Il mondo arabo, spesso paralizzato da divisioni interne e interessi contrastanti, osserva con rabbia e impotenza. Le manifestazioni di solidarietà non bastano a fermare i droni, né a salvare le vite. L’Europa fatica a trovare una voce comune, stretta tra la condanna dell’antisemitismo e la necessità – ormai urgente – di chiedere conto a Israele delle sue azioni. E gli Stati Uniti? Dopo le iniziali pressioni dell’amministrazione Biden, il sostegno acritico a Tel Aviv è tornato a prevalere. Gli aiuti militari non si sono fermati, le armi continuano ad arrivare, e con esse la complicità.
Eppure, le immagini che arrivano da Gaza hanno rotto le barriere della propaganda. Sono immagini che sconvolgono: bambini sepolti sotto le macerie, ospedali distrutti, madri che piangono davanti ai corpi straziati dei propri figli. Non c’è strategia politica che possa giustificare tutto questo.

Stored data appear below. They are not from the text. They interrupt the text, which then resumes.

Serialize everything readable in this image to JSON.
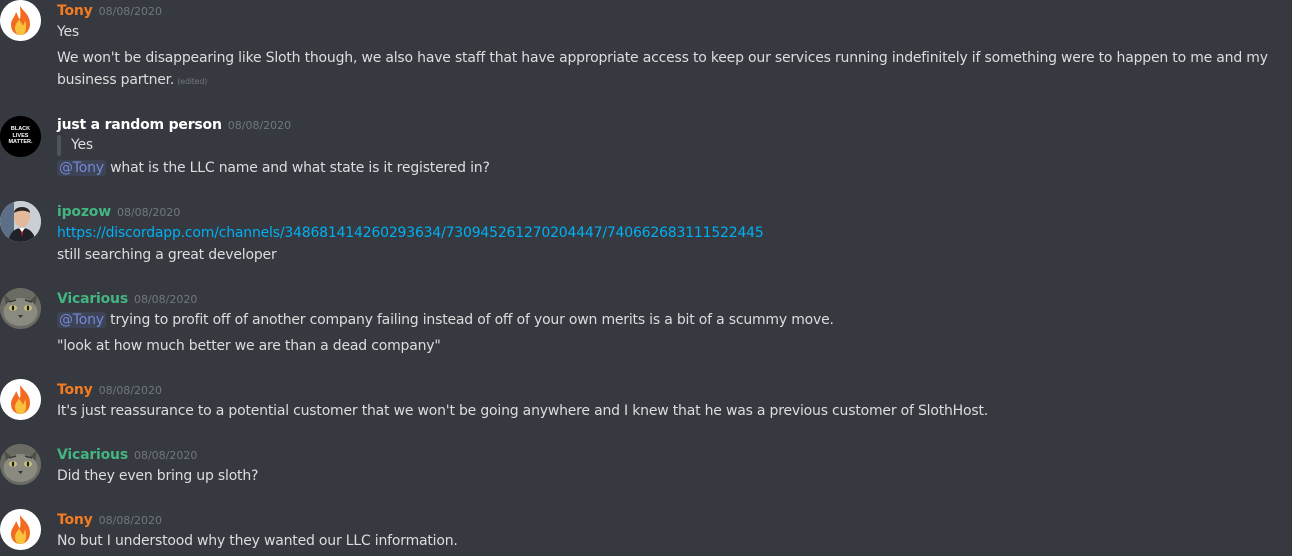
{
  "colors": {
    "background": "#36393f",
    "tony": "#f47b1f",
    "regular": "#ffffff",
    "green": "#43b581",
    "timestamp": "#72767d",
    "text": "#dcddde",
    "link": "#00b0f4",
    "mention": "#7289da"
  },
  "messages": [
    {
      "author": "Tony",
      "timestamp": "08/08/2020",
      "lines": [
        "Yes",
        "We won't be disappearing like Sloth though, we also have staff that have appropriate access to keep our services running indefinitely if something were to happen to me and my business partner."
      ],
      "edited": "(edited)",
      "avatar": "flame-icon"
    },
    {
      "author": "just a random person",
      "timestamp": "08/08/2020",
      "avatar_text": "BLACK LIVES MATTER.",
      "quote": "Yes",
      "mention": "@Tony",
      "text": "what is the LLC name and what state is it registered in?"
    },
    {
      "author": "ipozow",
      "timestamp": "08/08/2020",
      "avatar": "person-photo",
      "link": "https://discordapp.com/channels/348681414260293634/730945261270204447/740662683111522445",
      "text": "still searching a great developer"
    },
    {
      "author": "Vicarious",
      "timestamp": "08/08/2020",
      "avatar": "cat-icon",
      "mention": "@Tony",
      "text": "trying to profit off of another company failing instead of off of your own merits is a bit of a scummy move.",
      "text2": "\"look at how much better we are than a dead company\""
    },
    {
      "author": "Tony",
      "timestamp": "08/08/2020",
      "avatar": "flame-icon",
      "text": "It's just reassurance to a potential customer that we won't be going anywhere and I knew that he was a previous customer of SlothHost."
    },
    {
      "author": "Vicarious",
      "timestamp": "08/08/2020",
      "avatar": "cat-icon",
      "text": "Did they even bring up sloth?"
    },
    {
      "author": "Tony",
      "timestamp": "08/08/2020",
      "avatar": "flame-icon",
      "text": "No but I understood why they wanted our LLC information."
    }
  ]
}
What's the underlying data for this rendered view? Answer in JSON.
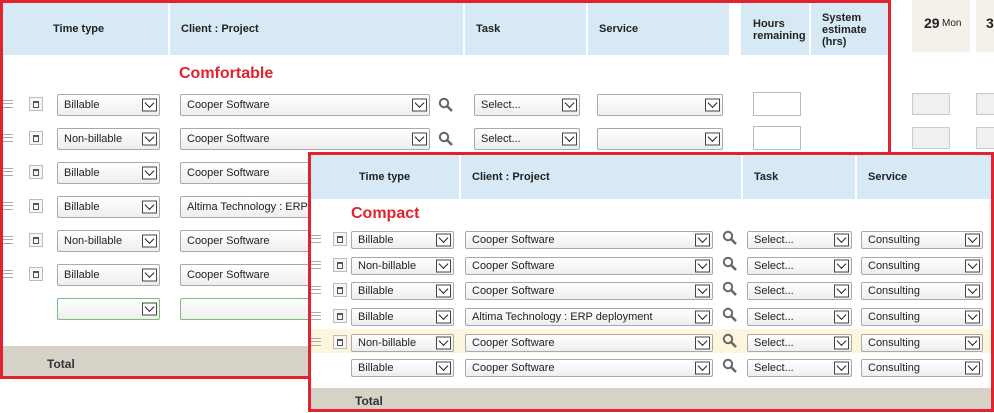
{
  "comfortable": {
    "label": "Comfortable",
    "headers": {
      "time_type": "Time type",
      "client_project": "Client : Project",
      "task": "Task",
      "service": "Service",
      "hours_remaining_1": "Hours",
      "hours_remaining_2": "remaining",
      "system_estimate_1": "System",
      "system_estimate_2": "estimate",
      "system_estimate_3": "(hrs)"
    },
    "day": {
      "number": "29",
      "name": "Mon",
      "next_number": "3"
    },
    "rows": [
      {
        "time_type": "Billable",
        "client_project": "Cooper Software",
        "task": "Select...",
        "service": ""
      },
      {
        "time_type": "Non-billable",
        "client_project": "Cooper Software",
        "task": "Select...",
        "service": ""
      },
      {
        "time_type": "Billable",
        "client_project": "Cooper Software"
      },
      {
        "time_type": "Billable",
        "client_project": "Altima Technology : ERP d"
      },
      {
        "time_type": "Non-billable",
        "client_project": "Cooper Software"
      },
      {
        "time_type": "Billable",
        "client_project": "Cooper Software"
      },
      {
        "time_type": "",
        "client_project": ""
      }
    ],
    "total_label": "Total"
  },
  "compact": {
    "label": "Compact",
    "headers": {
      "time_type": "Time type",
      "client_project": "Client : Project",
      "task": "Task",
      "service": "Service"
    },
    "rows": [
      {
        "time_type": "Billable",
        "client_project": "Cooper Software",
        "task": "Select...",
        "service": "Consulting"
      },
      {
        "time_type": "Non-billable",
        "client_project": "Cooper Software",
        "task": "Select...",
        "service": "Consulting"
      },
      {
        "time_type": "Billable",
        "client_project": "Cooper Software",
        "task": "Select...",
        "service": "Consulting"
      },
      {
        "time_type": "Billable",
        "client_project": "Altima Technology : ERP deployment",
        "task": "Select...",
        "service": "Consulting"
      },
      {
        "time_type": "Non-billable",
        "client_project": "Cooper Software",
        "task": "Select...",
        "service": "Consulting"
      },
      {
        "time_type": "Billable",
        "client_project": "Cooper Software",
        "task": "Select...",
        "service": "Consulting"
      }
    ],
    "total_label": "Total"
  },
  "icons": {
    "drag": "drag-handle-icon",
    "trash": "trash-icon",
    "lens": "magnifier-icon",
    "chevron": "chevron-down-icon"
  },
  "colors": {
    "accent_red": "#e0232e",
    "header_bg": "#d6e9f5",
    "total_bg": "#d6d2c8",
    "highlight_row": "#fbf6dc"
  }
}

Non c’è calcolo geopolitico che possa assolvere una comunità internazionale incapace di dire basta.
Fino a quando durerà questo inferno? Fino a quando il diritto sarà piegato all’interesse? Fino a quando il grido di chi soffre sarà ignorato per non disturbare l’alleanza con un governo che ha smarrito ogni senso della misura?
Il sangue dei bambini di Gaza grida vendetta, non nel senso della ritorsione, ma della giustizia. Quel sangue resterà impresso nella memoria collettiva, marchio indelebile di un’epoca che ha tradito i propri valori fondamentali. Chi tace oggi, sarà giudicato domani. E la storia, come sempre, saprà distinguere chi ha avuto il coraggio di alzare la voce da chi ha scelto il silenzio complice.
Perché non si può restare neutrali di fronte al massacro degli innocenti.